What else?
The Post also said the department's $23 million, mandatory anti-bias training has "irked some administrators, teachers and parents who contend parts are ugly and divisive" — including four white female DOE executives demoted under Carranza's new regime who intend to sue the city for racial discrimination, claiming whiteness has become "toxic."
More from the paper:
At a monthly superintendents meeting in the spring of 2018, shortly after Carranza's arrival, members were asked to share answers to the question: "What lived experience inspires you as a leader to fight for equity?"
One Jewish superintendent shared stories about her grandmother Malka who told of bombs falling in Lodz, Poland, and running from the Nazis in the wee hours by packing up her four children and hiding in the forest, and her grandfather Naftali, who spent nearly six years in a labor and concentration camp, where he witnessed the brutal execution of his mother and sister.

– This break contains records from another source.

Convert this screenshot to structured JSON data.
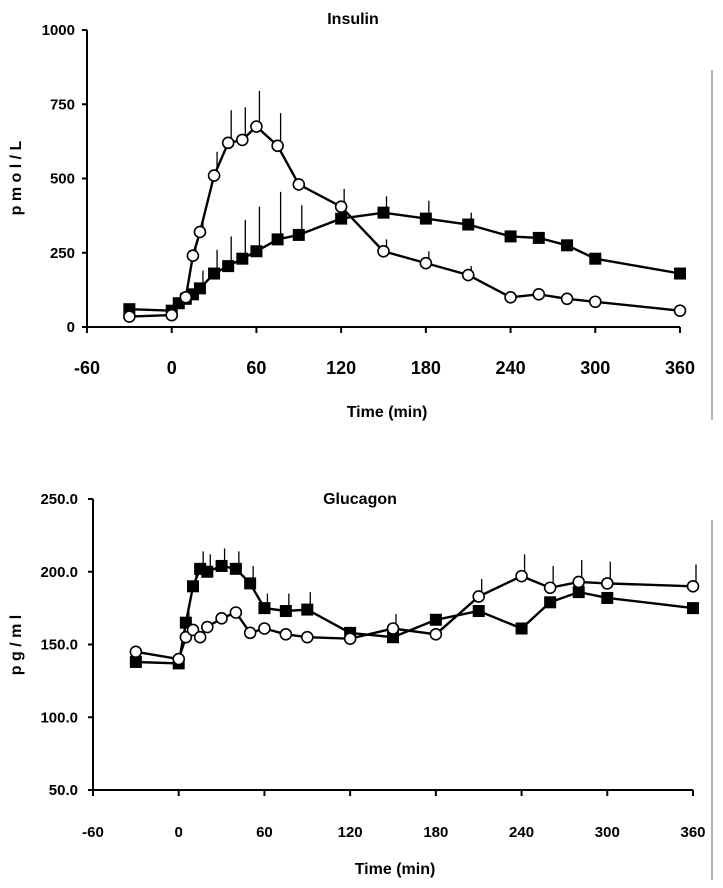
{
  "chart_data": [
    {
      "type": "line",
      "title": "Insulin",
      "xlabel": "Time (min)",
      "ylabel": "p m o l / L",
      "xlim": [
        -60,
        360
      ],
      "ylim": [
        0,
        1000
      ],
      "xticks": [
        "-60",
        "0",
        "60",
        "120",
        "180",
        "240",
        "300",
        "360"
      ],
      "yticks": [
        "0",
        "250",
        "500",
        "750",
        "1000"
      ],
      "series": [
        {
          "marker": "open-circle",
          "x": [
            -30,
            0,
            10,
            15,
            20,
            30,
            40,
            50,
            60,
            75,
            90,
            120,
            150,
            180,
            210,
            240,
            260,
            280,
            300,
            360
          ],
          "y": [
            35,
            40,
            100,
            240,
            320,
            510,
            620,
            630,
            675,
            610,
            480,
            405,
            255,
            215,
            175,
            100,
            110,
            95,
            85,
            55
          ],
          "err": [
            0,
            0,
            20,
            30,
            40,
            80,
            110,
            110,
            120,
            110,
            0,
            60,
            40,
            40,
            30,
            0,
            0,
            0,
            0,
            0
          ]
        },
        {
          "marker": "filled-square",
          "x": [
            -30,
            0,
            5,
            10,
            15,
            20,
            30,
            40,
            50,
            60,
            75,
            90,
            120,
            150,
            180,
            210,
            240,
            260,
            280,
            300,
            360
          ],
          "y": [
            60,
            55,
            80,
            95,
            110,
            130,
            180,
            205,
            230,
            255,
            295,
            310,
            365,
            385,
            365,
            345,
            305,
            300,
            275,
            230,
            180
          ],
          "err": [
            0,
            0,
            15,
            20,
            40,
            60,
            80,
            100,
            130,
            150,
            160,
            100,
            60,
            55,
            60,
            40,
            0,
            0,
            0,
            0,
            0
          ]
        }
      ]
    },
    {
      "type": "line",
      "title": "Glucagon",
      "xlabel": "Time (min)",
      "ylabel": "p g / m l",
      "xlim": [
        -60,
        360
      ],
      "ylim": [
        50,
        250
      ],
      "xticks": [
        "-60",
        "0",
        "60",
        "120",
        "180",
        "240",
        "300",
        "360"
      ],
      "yticks": [
        "50.0",
        "100.0",
        "150.0",
        "200.0",
        "250.0"
      ],
      "series": [
        {
          "marker": "open-circle",
          "x": [
            -30,
            0,
            5,
            10,
            15,
            20,
            30,
            40,
            50,
            60,
            75,
            90,
            120,
            150,
            180,
            210,
            240,
            260,
            280,
            300,
            360
          ],
          "y": [
            145,
            140,
            155,
            160,
            155,
            162,
            168,
            172,
            158,
            161,
            157,
            155,
            154,
            161,
            157,
            183,
            197,
            189,
            193,
            192,
            190
          ],
          "err": [
            0,
            0,
            0,
            0,
            0,
            0,
            0,
            0,
            0,
            0,
            0,
            0,
            0,
            10,
            0,
            12,
            15,
            15,
            15,
            15,
            15
          ]
        },
        {
          "marker": "filled-square",
          "x": [
            -30,
            0,
            5,
            10,
            15,
            20,
            30,
            40,
            50,
            60,
            75,
            90,
            120,
            150,
            180,
            210,
            240,
            260,
            280,
            300,
            360
          ],
          "y": [
            138,
            137,
            165,
            190,
            202,
            200,
            204,
            202,
            192,
            175,
            173,
            174,
            158,
            155,
            167,
            173,
            161,
            179,
            186,
            182,
            175
          ],
          "err": [
            0,
            0,
            10,
            12,
            12,
            12,
            12,
            12,
            12,
            10,
            12,
            12,
            0,
            0,
            0,
            0,
            0,
            0,
            0,
            0,
            0
          ]
        }
      ]
    }
  ]
}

"My grandparents taught me to understand the dangers of 'targeted racism' or the exclusion of any group, and the importance of equity for all people. This is my core value as an educator," the superintendent told colleagues, according to the paper. "At the break, I stood up and, to my surprise, I was verbally attacked by a black superintendent in front of my colleagues. She said, 'This is not about being Jewish! It's about black and brown boys of color only. You better check yourself.'"
The Jewish superintendent also told the Post that "I was traumatized. It was like 1939 all over again. I couldn't believe this could happen to me in NYC!"
Two other superintendents — one black and one Dominican — defended the Holocaust comments as valid and vouched for their colleague as one who fights to level the playing field for all students, the paper said.
And a Manhattan middle-school teacher with her own children in public schools called the the DOE training "a catalyst for hate and division" and recoiled at training phrases like "replacement thinking" and the disdain for "whiteness," the Post reported.
"My ancestors were enslaved and murdered because of their religion, I am now being forced to become 'liberated' from my whiteness," the teacher told the paper. "I am being persecuted because of the circumstances of my birth. I was not aware that I needed to be liberated from how God created me."
The teacher added to the paper that despite the chancellor's insistence that those who complain about the training need it the most, "I will never be brainwashed by Richard Carranza and his minions. I cannot support a schools chancellor who is implicitly biased against me and my children."